Эжен уже был готов опять пасть на колени, но Рейнхольд толкнул его к двери.
– Пошли, у меня скоро терпение лопнет.
Пока они шли по коридору, Грифо решил напомнить всем, что он не пустое место, а управляющий замком.
– Скажи, пьянчуга, давно у вас здесь ничего интересного не случалось? – спросил он подчеркнуто пренебрежительным тоном.
– А это смотря какой у тебя интерес: ежели к женскому полу, так его здесь не бывает, а, может, к жестокостям каким – этого хоть отбавляй. Взять хотя бы Ватрена, помнишь такого? По твоему приказу запороли его до смерти, так я его недавно встретил здесь. Бледный, тощий, весь просвечивает. Пролетел надо мной, ну я его окликнул, а потом сам пожалел. Злой он уж больно стал, сам говорит, а глазами съесть готов.
Хорошее настроение Грифо приказало долго жить. Охватившая его злость рвалась наружу.
– Почему здесь кто-то летает? – слова путались в голове у Грифо. – Бледный?
– Солнца здесь мало, потому и бледный.
– Я тебя не про это спрашиваю, – прошипел Грифо, боясь сорваться на визг.
– А летает, потому что привидение, – Эжен умел изобразить на своем лице простодушие, граничащее с издевательством.
– Ну и что оно хочет?
– А это ты сам спроси при встрече.
– Я тебя спрашиваю!
– Ты как вчера родился. Ну что может желать привидение? У него одна забота – покой. А привидениями кто становится? Или злодей страшный, чью душу ни ад, ни рай не принимают, или погибший безвинно, чья душа жаждет мести. Вот пока они не совершат того, что для успокоения души требуется, быть им привидениями. Некоторые бедняги по сотне лет сами терзаются и других мучают. А Ватрен уж больно злой стал…
– Я прикажу тебя в цепи к бешеным собакам. Почему не поймали этого Ватрена? – глаза Грифо стали круглыми то ли от гнева, то ли от страха.
Рейнхольд не выдержал и расхохотался. Он не вмешивался, ожидая, как воспримет рассказ Эжена Грифо. Действительность превзошла все ожидания. Над Грифо умерли бы со смеха даже сопровождающие их стражники, если бы это разрешалось им по службе. Недоуменный вид Грифо и глаза, просящие пощады, еще больше рассмешили Рейнхольда. Эжен сохранял полное спокойствие.
Вдоволь насмеявшись, Рейнхольд решил успокоить слишком впечатлительного управляющего:
– Ты напрасно волнуешься, привидения совершенно не опасны для тех, кто их не боится. Они ведь ничего не могут сделать, они бестелесные. Они могут только напугать, и умереть ты можешь только от страха.

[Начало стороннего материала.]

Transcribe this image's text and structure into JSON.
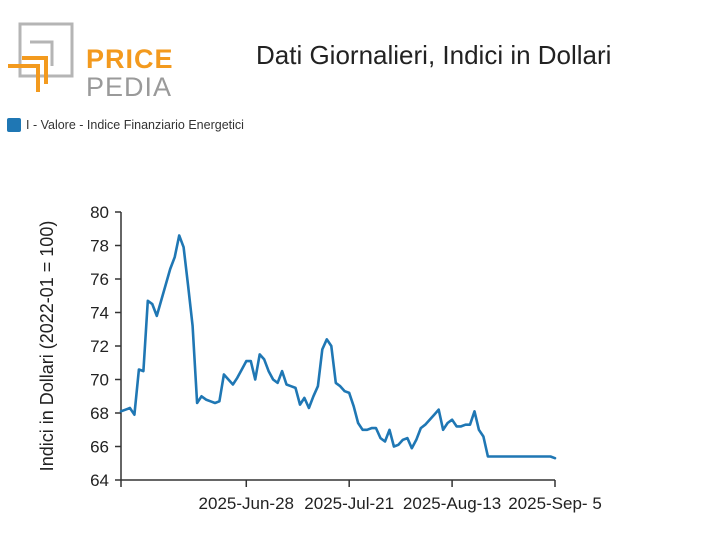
{
  "logo": {
    "line1": "PRICE",
    "line2": "PEDIA"
  },
  "colors": {
    "series": "#1f77b4",
    "logo_orange": "#f39a1e",
    "logo_gray": "#9a9a9a"
  },
  "chart_data": {
    "type": "line",
    "title": "Dati Giornalieri, Indici in Dollari",
    "ylabel": "Indici in Dollari (2022-01 = 100)",
    "xlabel": "",
    "ylim": [
      64,
      80
    ],
    "yticks": [
      64,
      66,
      68,
      70,
      72,
      74,
      76,
      78,
      80
    ],
    "xticks": [
      "2025-Jun-28",
      "2025-Jul-21",
      "2025-Aug-13",
      "2025-Sep- 5"
    ],
    "x_tick_days": [
      28,
      51,
      74,
      97
    ],
    "x_range_days": [
      0,
      97
    ],
    "grid": false,
    "legend_position": "top-left",
    "series": [
      {
        "name": "I - Valore - Indice Finanziario Energetici",
        "day": [
          0,
          2,
          3,
          4,
          5,
          6,
          7,
          8,
          11,
          12,
          13,
          14,
          15,
          16,
          17,
          18,
          19,
          20,
          21,
          22,
          23,
          24,
          25,
          26,
          27,
          28,
          29,
          30,
          31,
          32,
          33,
          34,
          35,
          36,
          37,
          38,
          39,
          40,
          41,
          42,
          43,
          44,
          45,
          46,
          47,
          48,
          49,
          50,
          51,
          52,
          53,
          54,
          55,
          56,
          57,
          58,
          59,
          60,
          61,
          62,
          63,
          64,
          65,
          66,
          67,
          68,
          69,
          70,
          71,
          72,
          73,
          74,
          75,
          76,
          77,
          78,
          79,
          80,
          81,
          82,
          83,
          84,
          85,
          86,
          87,
          88,
          89,
          90,
          91,
          92,
          93,
          94,
          95,
          96,
          97
        ],
        "values": [
          68.1,
          68.3,
          67.9,
          70.6,
          70.5,
          74.7,
          74.5,
          73.8,
          76.6,
          77.3,
          78.6,
          77.9,
          75.6,
          73.2,
          68.6,
          69.0,
          68.8,
          68.7,
          68.6,
          68.7,
          70.3,
          70.0,
          69.7,
          70.1,
          70.6,
          71.1,
          71.1,
          70.0,
          71.5,
          71.2,
          70.5,
          70.0,
          69.8,
          70.5,
          69.7,
          69.6,
          69.5,
          68.5,
          68.9,
          68.3,
          69.0,
          69.6,
          71.8,
          72.4,
          72.0,
          69.8,
          69.6,
          69.3,
          69.2,
          68.4,
          67.4,
          67.0,
          67.0,
          67.1,
          67.1,
          66.5,
          66.3,
          67.0,
          66.0,
          66.1,
          66.4,
          66.5,
          65.9,
          66.4,
          67.1,
          67.3,
          67.6,
          67.9,
          68.2,
          67.0,
          67.4,
          67.6,
          67.2,
          67.2,
          67.3,
          67.3,
          68.1,
          67.0,
          66.6,
          65.4,
          65.4,
          65.4,
          65.4,
          65.4,
          65.4,
          65.4,
          65.4,
          65.4,
          65.4,
          65.4,
          65.4,
          65.4,
          65.4,
          65.4,
          65.3
        ]
      }
    ]
  }
}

– Тебе хорошо говорить, на тебя привидение не охотится.
– Зато на меня другие охотятся, и я с удовольствием поменялся бы с тобой местами. Ну, не пора ли заняться делом, а, Грифо? Ты, по-моему, уже созрел.
Тем временем они подошли к дверям какой-то комнаты.
– Ну что, пойдешь? – спросил Рейнхольд, с открытой издевкой глядя на Грифо.
Управляющему очень хотелось найти в себе силы и гордость и сказать: «Пойду, а что?», но как он ни старался, ничего не нашел, кроме жалкой улыбки, и, заглядывая в глаза Рейнхольду, пробормотал что-то невнятное.
– Ты здоровый мужик, Грифо, а ведешь себя, как нашкодивший поваренок. Иди! Это поможет тебе почувствовать себя рыцарем.
Грифо ворвался в комнату как войско за добычей в неприятельский город после долгой осады. На него ничего не свалилось, и сам он никуда не провалился, это его немного успокоило. Остальные оставались в коридоре и наблюдали за происходящим через открытую дверь. Грифо оглянулся назад и увидел, что около двери у стены стоит статуя рыцаря, пустая – это было видно сквозь открытое забрало. Он прошелся по комнате, но ничего не происходило, и сам он ничего интересного не замечал.
– Да нет здесь ничего, пусто, как в раю, – крикнул управляющий.
– Ну раз так, тебе повезло. Выходи, пойдем дальше, – ответил Рейнхольд.
Облегченно выдохнув и возблагодарив высшие силы, Грифо направился к выходу, и тут статуя подала признаки жизни. Почуяв неладное, Грифо метнулся к выходу, но к его ужасу статуя рыцаря преградила дорогу.
– Ты что?! – по-поросячьи взвизгнул Грифо и постарался оттеснить статую от выхода, но с таким же успехом можно двигать скалу.
– Я управляющий Королевы! – в отчаянии закричал Грифо, но и это не произвело впечатления на статую. Тогда он ее ударил.
Эффект превзошел все ожидания. Статуя, вместо того чтобы упасть или уступить дорогу, влепила управляющему приличную оплеуху, от которой тот отлетел к стене. В коридоре раздался дружный смех. В любой другой момент это вывело бы Грифо из себя, но теперь все его внимание было поглощено приближавшейся статуей. Он резво вскочил на ноги и перебежал к противоположной стене. Статуя тоже изменила направление движения. Началось что-то, напоминавшее игру в салки: Грифо метался по комнате, а набор доспехов пытался его схватить.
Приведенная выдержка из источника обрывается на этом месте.